Australia's central bank today kept interest rates at a record low 2.5%, citing only a tentative improvement in non-mining sectors of the economy.
The Reserve Bank of Australia predicted a period of stability in the cash rate, in a statement whose wording was little changed from the previous month.
The bank last cut rates in August in a bid to support the economy as a decade-long mining investment boom slows down.
"In the board's judgement, monetary policy is appropriately configured to foster sustainable growth in demand and inflation outcomes consistent with the target," it said.
Last month, the Australian Bureau of Statistics said consumer prices rose 0.6% in January-March from the previous three months, when it climbed 0.8%. In the year to March prices rose 2.9%, still within the central bank's 2-3% target.

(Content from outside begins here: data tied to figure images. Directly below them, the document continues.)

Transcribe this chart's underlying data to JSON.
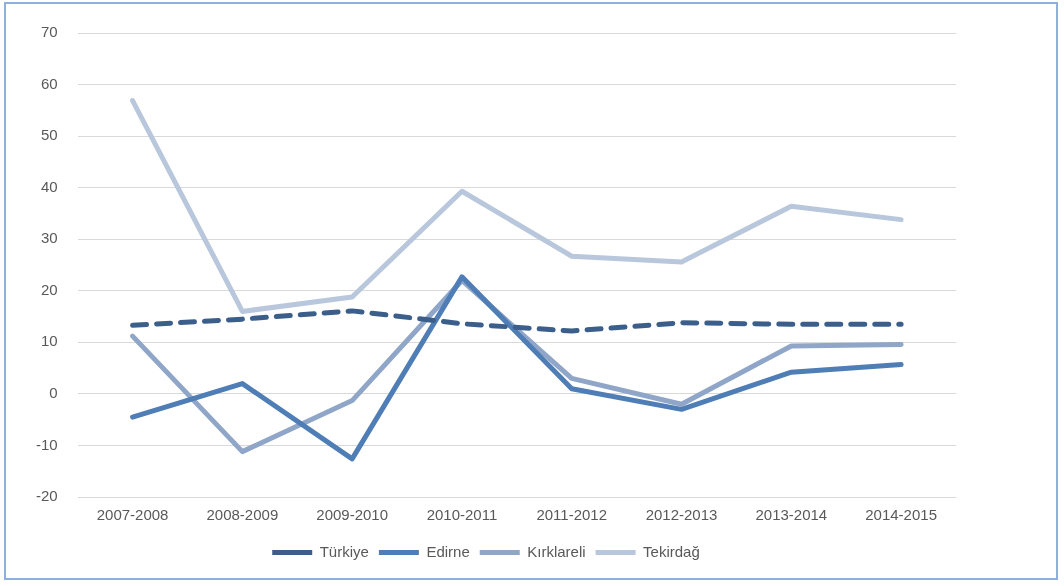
{
  "chart_data": {
    "type": "line",
    "categories": [
      "2007-2008",
      "2008-2009",
      "2009-2010",
      "2010-2011",
      "2011-2012",
      "2012-2013",
      "2013-2014",
      "2014-2015"
    ],
    "series": [
      {
        "name": "Türkiye",
        "color": "#3b5f8a",
        "line_style": "dashed",
        "values": [
          13.3,
          14.5,
          16.1,
          13.6,
          12.2,
          13.8,
          13.5,
          13.5
        ]
      },
      {
        "name": "Edirne",
        "color": "#4f7db5",
        "values": [
          -4.5,
          2.0,
          -12.6,
          22.7,
          1.0,
          -3.0,
          4.2,
          5.7
        ]
      },
      {
        "name": "Kırklareli",
        "color": "#8fa6c9",
        "values": [
          11.2,
          -11.2,
          -1.3,
          22.0,
          3.0,
          -2.0,
          9.3,
          9.6
        ]
      },
      {
        "name": "Tekirdağ",
        "color": "#b9c7dd",
        "values": [
          56.9,
          16.0,
          18.8,
          39.3,
          26.7,
          25.6,
          36.4,
          33.8
        ]
      }
    ],
    "ylim": [
      -20,
      70
    ],
    "yticks": [
      -20,
      -10,
      0,
      10,
      20,
      30,
      40,
      50,
      60,
      70
    ],
    "grid": "y",
    "legend": "bottom",
    "marker": "none",
    "line_style": "solid"
  }
}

Bank governor Glenn Stevens said today recent information suggested "moderate growth" was occurring in consumer demand and forecast strong expansion in housing construction.
"Some indicators of business conditions and confidence have improved from a year ago and exports are rising," he said.

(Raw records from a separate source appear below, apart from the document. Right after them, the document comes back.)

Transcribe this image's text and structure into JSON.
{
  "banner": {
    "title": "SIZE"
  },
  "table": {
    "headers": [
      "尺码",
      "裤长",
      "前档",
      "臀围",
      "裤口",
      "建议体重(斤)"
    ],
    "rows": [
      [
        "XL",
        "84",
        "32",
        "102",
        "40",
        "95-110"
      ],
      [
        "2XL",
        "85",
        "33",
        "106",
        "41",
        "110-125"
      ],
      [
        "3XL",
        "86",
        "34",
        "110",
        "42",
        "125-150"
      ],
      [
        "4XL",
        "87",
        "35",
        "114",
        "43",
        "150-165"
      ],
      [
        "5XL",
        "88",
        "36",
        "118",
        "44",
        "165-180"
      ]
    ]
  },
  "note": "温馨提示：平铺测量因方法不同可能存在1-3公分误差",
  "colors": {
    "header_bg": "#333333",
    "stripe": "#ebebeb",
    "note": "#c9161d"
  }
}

"But at the same time, resources sector investment spending is set to decline significantly. And, at this stage, signs of improvement in investment intentions in other sectors are only tentative, as firms wait for more evidence of improved conditions before committing to expansion plans," he said.

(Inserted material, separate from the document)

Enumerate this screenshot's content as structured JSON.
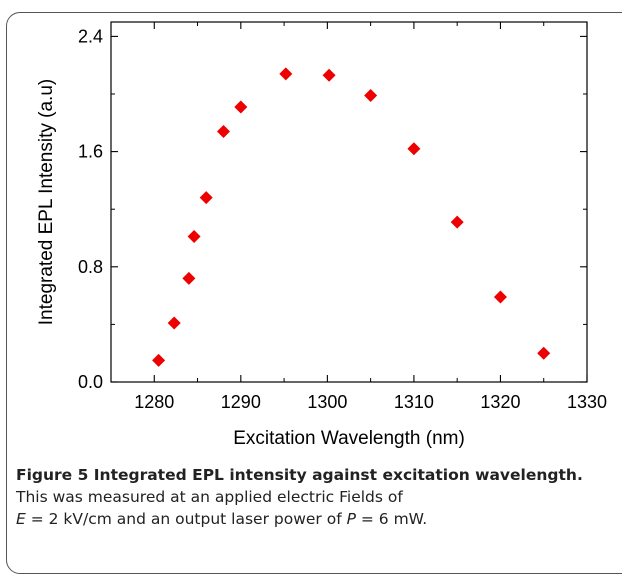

Public spending was expected to be "subdued" while the bank said "it will probably be some time yet before unemployment declines consistently".
Unemployment came in at 5.8% in March, unexpectedly down on the previous month.
"Looking ahead, continued accommodative monetary policy should provide support to demand, and help growth to strengthen over time. Inflation is expected to be consistent with the 2-3 percent target over the next two years," the bank added.